Short form of writing $\cos \theta + i \sin \theta = c i s \theta$

$x = {2}^{\frac{1}{4}} \left[c i s \left(\frac{2 m \pi}{4} - \left(\frac{\pi}{6}\right) \cdot \frac{1}{4}\right)\right]$ (applying Demoveries theorm)

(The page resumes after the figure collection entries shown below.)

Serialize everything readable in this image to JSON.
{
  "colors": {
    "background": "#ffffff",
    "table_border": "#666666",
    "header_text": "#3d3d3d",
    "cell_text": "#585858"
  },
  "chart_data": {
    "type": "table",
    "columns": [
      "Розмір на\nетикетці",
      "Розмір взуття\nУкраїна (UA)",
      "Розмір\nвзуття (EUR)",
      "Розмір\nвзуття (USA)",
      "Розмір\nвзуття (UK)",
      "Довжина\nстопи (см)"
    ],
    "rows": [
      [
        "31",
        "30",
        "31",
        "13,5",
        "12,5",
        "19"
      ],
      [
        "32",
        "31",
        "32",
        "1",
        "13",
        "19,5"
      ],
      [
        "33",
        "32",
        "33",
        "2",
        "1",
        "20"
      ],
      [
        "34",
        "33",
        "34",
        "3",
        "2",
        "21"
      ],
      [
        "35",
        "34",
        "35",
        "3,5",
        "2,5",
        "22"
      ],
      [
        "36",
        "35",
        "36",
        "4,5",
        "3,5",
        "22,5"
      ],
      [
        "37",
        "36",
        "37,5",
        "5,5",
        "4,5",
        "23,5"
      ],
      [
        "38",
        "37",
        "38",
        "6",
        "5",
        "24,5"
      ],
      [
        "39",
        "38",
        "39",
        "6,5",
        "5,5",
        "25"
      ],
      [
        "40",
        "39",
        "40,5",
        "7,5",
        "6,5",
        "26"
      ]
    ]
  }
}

$x = {2}^{\frac{1}{4}} \left[c i s \left(\frac{m \pi}{2} - \frac{\pi}{24}\right)\right]$

Since the equation was of degree 4, there will be only four roots.

1st root
putting m =0

$x = {2}^{\frac{1}{4}} \left[c i s \left(- \frac{\pi}{24}\right)\right] = {2}^{\frac{1}{4}} \cdot {e}^{- i \frac{\pi}{24}}$

2nd root
putting m =1

$x = {2}^{\frac{1}{4}} \left[c i s \left(\frac{11 \pi}{24}\right)\right] = {2}^{\frac{1}{4}} \cdot {e}^{i \frac{11 \pi}{24}}$

3rd root
putting m =2

x = 2^(1/4)[cis((23pi)/24)] = 2^(1/4)*e^(i(23pi)/(24)

4th root
putting m =3

$x = {2}^{\frac{1}{4}} \left[c i s \left(\frac{35 \pi}{24}\right)\right] = {2}^{\frac{1}{4}} \cdot {e}^{i \frac{35 \pi}{24}}$